The Mighty Sparrow : Calypso corsé
Musique

The Mighty Sparrow : Calypso corsé

À 70 ans, The Mighty Sparrow, manitou du calypso, s’attaque à une ixième tournée et montre hors de tout doute que cette culture vibrante née après la Seconde Guerre mondiale en a autant à dénoncer qu’à danser.

À Trinidad et Tobago, le calypso n’est pas qu’un style musical: le talent y abonde tellement que, peu après la Seconde Guerre mondiale, cette vibrante culture a dû se créer des compétitions de toutes sortes – surtout basées sur la chanson, la danse, les costumes et l’instrument indigène de Trinidad, le steel pan – pour que chacun puisse y faire sa place. Il a donc mué en un art unique, un mode de vie, une véritable obsession nationale. Et au sommet de son panthéon trône fièrement celui qu’on surnomme affectueusement Birdie, Slinger Francisco, encore mieux connu internationalement sous le pseudonyme de The Mighty Sparrow.

Né aux Grenadines, ses parents immigrèrent à Trinidad lorsqu’il n’avait qu’un an et à l’âge de vingt ans, en 1956, il révolutionna le genre avec Jean & Dinah. Depuis, on le connaît comme le plus grand ambassadeur du genre. "Les Calypsoniens ont un point de vue privilégié à T&T; ils sont considérés à la fois comme des reporteurs, des commentateurs, des poètes et des artistes à part entière, raconte Sparrow, joint à sa résidence de Port-of-Spain il y a quelques jours. La culture y est si importante que certains calypsos ont changé le cours de notre vie sociale et politique!" explique-t-il.

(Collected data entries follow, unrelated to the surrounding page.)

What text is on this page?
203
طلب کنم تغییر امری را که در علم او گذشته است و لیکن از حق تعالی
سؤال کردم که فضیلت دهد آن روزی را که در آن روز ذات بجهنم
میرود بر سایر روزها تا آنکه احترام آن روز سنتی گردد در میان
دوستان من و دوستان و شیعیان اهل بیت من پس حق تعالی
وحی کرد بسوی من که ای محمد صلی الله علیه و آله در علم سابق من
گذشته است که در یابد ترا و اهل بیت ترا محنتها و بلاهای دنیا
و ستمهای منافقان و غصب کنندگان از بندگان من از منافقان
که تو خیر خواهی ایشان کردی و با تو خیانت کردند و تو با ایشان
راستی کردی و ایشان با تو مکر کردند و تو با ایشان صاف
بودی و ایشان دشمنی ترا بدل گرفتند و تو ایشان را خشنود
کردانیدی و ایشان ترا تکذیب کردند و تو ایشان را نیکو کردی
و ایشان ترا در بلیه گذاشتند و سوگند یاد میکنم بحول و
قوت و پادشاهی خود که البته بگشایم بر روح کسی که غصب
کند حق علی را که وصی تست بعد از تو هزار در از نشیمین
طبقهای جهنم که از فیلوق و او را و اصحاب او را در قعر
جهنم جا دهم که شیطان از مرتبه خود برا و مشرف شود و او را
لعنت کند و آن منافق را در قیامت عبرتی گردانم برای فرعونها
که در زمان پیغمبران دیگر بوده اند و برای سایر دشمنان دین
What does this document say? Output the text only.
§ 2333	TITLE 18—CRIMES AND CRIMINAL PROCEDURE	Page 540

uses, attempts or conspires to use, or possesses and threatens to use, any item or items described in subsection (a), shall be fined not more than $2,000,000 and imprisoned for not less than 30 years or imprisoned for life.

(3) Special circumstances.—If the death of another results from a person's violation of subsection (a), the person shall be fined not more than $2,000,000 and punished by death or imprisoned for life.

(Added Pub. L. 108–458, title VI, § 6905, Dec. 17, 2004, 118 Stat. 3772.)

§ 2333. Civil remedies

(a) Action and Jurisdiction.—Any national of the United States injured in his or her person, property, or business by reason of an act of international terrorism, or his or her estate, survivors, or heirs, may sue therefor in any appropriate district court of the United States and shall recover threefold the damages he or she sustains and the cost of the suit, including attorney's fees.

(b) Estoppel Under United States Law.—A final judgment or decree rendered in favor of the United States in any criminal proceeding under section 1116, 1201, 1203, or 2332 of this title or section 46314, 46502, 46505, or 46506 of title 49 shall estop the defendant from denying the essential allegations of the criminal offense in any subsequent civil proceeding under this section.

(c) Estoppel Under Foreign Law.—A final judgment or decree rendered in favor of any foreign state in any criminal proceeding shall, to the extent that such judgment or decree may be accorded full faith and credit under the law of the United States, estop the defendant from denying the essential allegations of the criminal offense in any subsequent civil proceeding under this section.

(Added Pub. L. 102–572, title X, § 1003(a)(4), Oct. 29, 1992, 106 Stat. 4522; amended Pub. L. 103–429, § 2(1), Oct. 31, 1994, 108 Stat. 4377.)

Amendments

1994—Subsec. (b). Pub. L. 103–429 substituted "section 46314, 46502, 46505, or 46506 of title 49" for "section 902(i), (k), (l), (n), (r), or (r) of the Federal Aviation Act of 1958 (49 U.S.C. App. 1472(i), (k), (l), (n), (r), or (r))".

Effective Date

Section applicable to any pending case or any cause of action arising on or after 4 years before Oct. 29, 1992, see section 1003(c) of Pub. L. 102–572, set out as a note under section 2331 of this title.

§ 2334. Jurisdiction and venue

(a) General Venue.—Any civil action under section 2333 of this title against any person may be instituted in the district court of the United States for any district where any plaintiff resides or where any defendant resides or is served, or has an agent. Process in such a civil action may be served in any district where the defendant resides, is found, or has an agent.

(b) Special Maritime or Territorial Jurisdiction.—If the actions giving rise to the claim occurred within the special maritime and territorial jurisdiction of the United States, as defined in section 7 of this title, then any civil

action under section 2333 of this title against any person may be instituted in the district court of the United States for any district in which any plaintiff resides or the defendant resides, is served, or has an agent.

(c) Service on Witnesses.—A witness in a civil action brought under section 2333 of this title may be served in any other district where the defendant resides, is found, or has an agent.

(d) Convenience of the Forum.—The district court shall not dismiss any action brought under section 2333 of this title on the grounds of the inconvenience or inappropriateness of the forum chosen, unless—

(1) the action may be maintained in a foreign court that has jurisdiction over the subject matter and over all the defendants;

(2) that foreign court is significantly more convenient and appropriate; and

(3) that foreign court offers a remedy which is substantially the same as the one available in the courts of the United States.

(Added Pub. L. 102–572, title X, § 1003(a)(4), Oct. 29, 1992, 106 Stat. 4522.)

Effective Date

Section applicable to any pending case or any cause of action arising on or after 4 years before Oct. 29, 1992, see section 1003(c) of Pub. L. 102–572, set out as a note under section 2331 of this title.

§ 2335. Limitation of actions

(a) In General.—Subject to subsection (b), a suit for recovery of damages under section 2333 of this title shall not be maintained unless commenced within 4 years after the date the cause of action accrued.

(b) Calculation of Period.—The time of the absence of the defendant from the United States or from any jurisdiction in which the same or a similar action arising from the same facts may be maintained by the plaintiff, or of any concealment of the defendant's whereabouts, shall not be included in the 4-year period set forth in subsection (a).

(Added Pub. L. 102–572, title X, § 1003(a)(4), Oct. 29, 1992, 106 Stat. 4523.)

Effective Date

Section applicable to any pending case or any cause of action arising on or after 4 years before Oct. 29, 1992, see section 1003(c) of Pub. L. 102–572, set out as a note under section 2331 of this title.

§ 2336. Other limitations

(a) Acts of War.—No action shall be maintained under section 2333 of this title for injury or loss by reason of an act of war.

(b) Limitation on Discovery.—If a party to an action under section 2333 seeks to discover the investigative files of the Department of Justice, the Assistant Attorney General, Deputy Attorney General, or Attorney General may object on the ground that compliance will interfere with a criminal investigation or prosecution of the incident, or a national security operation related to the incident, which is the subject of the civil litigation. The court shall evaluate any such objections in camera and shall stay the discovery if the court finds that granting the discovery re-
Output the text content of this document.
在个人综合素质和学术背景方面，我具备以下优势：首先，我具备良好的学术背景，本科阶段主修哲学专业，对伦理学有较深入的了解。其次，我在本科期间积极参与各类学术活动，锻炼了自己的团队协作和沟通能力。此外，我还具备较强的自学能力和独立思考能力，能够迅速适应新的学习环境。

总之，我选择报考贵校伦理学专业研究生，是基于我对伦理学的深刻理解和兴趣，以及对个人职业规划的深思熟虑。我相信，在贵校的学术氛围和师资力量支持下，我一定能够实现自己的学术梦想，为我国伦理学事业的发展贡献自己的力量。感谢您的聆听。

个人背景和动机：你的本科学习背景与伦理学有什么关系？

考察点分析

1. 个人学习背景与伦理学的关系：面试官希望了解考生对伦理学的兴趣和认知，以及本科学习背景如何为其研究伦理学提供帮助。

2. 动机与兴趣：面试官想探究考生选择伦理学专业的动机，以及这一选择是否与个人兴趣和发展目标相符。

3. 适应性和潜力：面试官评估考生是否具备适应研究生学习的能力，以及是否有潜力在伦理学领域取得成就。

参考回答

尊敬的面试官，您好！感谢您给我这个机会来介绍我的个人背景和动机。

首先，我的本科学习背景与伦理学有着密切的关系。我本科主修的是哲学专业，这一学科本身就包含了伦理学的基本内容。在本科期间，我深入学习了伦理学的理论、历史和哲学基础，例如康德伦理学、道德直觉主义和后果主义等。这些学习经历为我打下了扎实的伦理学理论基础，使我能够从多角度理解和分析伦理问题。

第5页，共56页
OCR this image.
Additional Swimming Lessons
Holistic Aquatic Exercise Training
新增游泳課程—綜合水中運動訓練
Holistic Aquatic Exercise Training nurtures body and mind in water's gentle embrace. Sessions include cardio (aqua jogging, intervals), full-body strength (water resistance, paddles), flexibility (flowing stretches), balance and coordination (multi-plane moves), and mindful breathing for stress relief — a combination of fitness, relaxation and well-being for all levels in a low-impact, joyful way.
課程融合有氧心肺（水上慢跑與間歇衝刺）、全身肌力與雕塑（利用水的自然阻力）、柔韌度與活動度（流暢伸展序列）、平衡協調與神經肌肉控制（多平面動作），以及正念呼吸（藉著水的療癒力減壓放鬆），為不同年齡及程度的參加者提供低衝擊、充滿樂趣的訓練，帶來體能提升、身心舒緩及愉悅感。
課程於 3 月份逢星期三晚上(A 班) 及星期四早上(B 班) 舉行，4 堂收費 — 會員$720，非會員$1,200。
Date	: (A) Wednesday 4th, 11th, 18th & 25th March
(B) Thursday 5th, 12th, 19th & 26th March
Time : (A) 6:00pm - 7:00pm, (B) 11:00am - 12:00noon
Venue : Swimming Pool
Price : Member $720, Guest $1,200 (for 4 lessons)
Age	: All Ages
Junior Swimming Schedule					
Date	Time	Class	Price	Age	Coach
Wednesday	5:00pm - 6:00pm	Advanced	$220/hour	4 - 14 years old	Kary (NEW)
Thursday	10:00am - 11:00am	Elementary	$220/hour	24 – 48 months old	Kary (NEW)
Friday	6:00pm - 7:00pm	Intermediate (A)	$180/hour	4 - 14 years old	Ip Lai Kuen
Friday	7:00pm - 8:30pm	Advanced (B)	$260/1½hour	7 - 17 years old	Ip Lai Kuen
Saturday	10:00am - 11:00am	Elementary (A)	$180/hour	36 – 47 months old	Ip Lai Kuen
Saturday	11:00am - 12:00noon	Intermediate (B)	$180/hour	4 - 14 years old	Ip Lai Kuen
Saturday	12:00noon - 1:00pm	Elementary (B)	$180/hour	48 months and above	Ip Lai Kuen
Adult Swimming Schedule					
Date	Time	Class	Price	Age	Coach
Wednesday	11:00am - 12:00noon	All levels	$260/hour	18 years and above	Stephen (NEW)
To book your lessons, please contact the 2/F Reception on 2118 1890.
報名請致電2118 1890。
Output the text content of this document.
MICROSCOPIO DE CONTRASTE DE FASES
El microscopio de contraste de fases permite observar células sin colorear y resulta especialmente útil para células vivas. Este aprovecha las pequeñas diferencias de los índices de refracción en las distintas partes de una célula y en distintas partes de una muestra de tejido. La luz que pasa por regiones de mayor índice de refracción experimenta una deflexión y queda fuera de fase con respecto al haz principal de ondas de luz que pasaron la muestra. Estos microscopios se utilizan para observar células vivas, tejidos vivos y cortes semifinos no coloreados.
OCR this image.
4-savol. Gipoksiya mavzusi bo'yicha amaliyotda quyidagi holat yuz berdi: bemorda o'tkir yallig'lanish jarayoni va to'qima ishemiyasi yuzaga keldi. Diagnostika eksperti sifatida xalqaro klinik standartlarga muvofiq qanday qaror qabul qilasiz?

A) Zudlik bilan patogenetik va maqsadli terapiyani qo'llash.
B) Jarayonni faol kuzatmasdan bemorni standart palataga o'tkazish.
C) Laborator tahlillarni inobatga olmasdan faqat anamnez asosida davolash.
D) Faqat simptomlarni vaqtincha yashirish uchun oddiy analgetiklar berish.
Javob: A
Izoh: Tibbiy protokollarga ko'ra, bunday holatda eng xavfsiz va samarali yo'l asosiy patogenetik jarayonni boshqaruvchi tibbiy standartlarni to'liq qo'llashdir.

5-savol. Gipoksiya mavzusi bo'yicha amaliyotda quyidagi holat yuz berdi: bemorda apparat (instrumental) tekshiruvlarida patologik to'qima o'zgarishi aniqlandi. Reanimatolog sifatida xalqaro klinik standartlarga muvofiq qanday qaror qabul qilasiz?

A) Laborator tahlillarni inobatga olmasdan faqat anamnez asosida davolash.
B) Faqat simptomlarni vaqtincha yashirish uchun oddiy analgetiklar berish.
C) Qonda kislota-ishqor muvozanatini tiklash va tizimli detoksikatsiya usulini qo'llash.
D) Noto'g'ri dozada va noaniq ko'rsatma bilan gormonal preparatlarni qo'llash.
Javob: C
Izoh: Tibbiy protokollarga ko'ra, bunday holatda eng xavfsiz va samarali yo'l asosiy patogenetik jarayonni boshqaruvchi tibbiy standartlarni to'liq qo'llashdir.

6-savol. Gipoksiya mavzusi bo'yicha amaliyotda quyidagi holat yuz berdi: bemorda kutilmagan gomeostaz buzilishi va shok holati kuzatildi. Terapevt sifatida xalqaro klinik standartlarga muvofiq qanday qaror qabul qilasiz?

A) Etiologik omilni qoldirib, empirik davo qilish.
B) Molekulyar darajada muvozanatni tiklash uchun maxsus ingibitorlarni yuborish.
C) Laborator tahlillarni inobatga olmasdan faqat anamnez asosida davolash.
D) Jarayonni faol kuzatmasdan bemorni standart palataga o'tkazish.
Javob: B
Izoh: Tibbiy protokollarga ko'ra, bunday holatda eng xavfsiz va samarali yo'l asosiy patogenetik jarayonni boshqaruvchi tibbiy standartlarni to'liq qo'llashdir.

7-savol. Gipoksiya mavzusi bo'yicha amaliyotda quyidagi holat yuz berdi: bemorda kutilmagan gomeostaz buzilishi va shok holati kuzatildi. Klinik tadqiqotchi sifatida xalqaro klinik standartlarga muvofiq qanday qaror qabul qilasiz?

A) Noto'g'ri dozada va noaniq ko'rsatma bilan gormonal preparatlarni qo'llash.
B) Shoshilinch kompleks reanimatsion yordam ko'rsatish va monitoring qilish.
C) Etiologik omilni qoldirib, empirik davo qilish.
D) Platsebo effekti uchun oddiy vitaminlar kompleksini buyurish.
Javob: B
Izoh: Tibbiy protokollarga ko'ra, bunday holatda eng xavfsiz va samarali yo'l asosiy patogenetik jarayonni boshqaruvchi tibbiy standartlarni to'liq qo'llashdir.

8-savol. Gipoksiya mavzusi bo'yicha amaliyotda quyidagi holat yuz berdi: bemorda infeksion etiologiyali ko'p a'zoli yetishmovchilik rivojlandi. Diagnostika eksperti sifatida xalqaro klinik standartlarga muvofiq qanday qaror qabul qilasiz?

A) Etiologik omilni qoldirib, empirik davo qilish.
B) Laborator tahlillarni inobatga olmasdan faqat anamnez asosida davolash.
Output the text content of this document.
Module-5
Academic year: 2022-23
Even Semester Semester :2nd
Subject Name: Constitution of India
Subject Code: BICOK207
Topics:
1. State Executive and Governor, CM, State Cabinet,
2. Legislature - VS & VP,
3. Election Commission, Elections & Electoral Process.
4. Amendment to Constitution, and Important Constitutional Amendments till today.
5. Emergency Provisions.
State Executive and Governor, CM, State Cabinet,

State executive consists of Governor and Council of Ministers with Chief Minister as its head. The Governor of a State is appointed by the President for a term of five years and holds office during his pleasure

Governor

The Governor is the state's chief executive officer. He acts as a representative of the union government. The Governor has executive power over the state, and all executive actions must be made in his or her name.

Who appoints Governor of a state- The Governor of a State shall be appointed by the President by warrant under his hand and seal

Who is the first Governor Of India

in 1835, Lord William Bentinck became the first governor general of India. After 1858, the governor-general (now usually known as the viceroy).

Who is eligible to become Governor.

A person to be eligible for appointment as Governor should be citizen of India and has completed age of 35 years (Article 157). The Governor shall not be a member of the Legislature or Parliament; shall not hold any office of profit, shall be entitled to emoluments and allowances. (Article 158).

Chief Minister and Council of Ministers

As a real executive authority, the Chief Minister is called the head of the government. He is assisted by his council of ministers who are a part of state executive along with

Le vénérable chanteur nouvellement septuagénaire s’attaque donc à une autre tournée nord-américaine, peut-être sa dernière. "On ne peut jamais vraiment savoir, mais je me sens très bien et je crois pouvoir continuer à pratiquer mon métier encore quelque temps", raconte-t-il avec un sourire malicieux dans la voix. Deux de ses plus grands exploits, avoir remporté le titre de Monarque Calypso à 11 reprises et celui de Champion de la Parade à 8 autres reprises depuis 1957, n’ont jamais été égalés; son site Internet officiel énumère en détail la quantité surréaliste de prix et de distinctions qu’il s’est mérités et qui portent à croire qu’il sera à jamais intouchable. Mais si ses exploits devaient être dépassés, Sparrow souhaiterait que cet honneur revienne à David Rudder. "Si un artiste de la nouvelle génération peut faire survivre cette culture, c’est bien David Rudder. À notre époque où on se limite à inciter les gens à danser et à faire la fête, heureusement que David s’entête à perpétuer la tradition."

Rappelons que l’essence de ses textes se situe souvent au deuxième degré, cette fameuse "double entente" maîtrisée par les Trinis depuis belle lurette. Jadis, grâce à ce jeu d’esprit, les esclaves africains pouvaient critiquer leurs maîtres sans craindre de représailles: de nos jours, The Mighty Sparrow et ses confrères s’en servent surtout pour critiquer – souvent sévèrement, sous des airs détachés – le gouvernement local.

À la suite de la disparition il y a quelques années de son grand ami et plus proche rival, Lord Kitchener, on pourrait s’attendre à ce qu’il sente qu’il n’a plus rien à prouver. Bien au contraire: "Cette semaine, je participe à une compétition hors série à Port-of-Spain et tous mes principaux rivaux de toujours y participent aussi! Tant que le monde continuera à se comporter ainsi, on ne manquera pas de matériel pour écrire des calypsos!" laisse-t-il tomber avec ce légendaire rire guttural.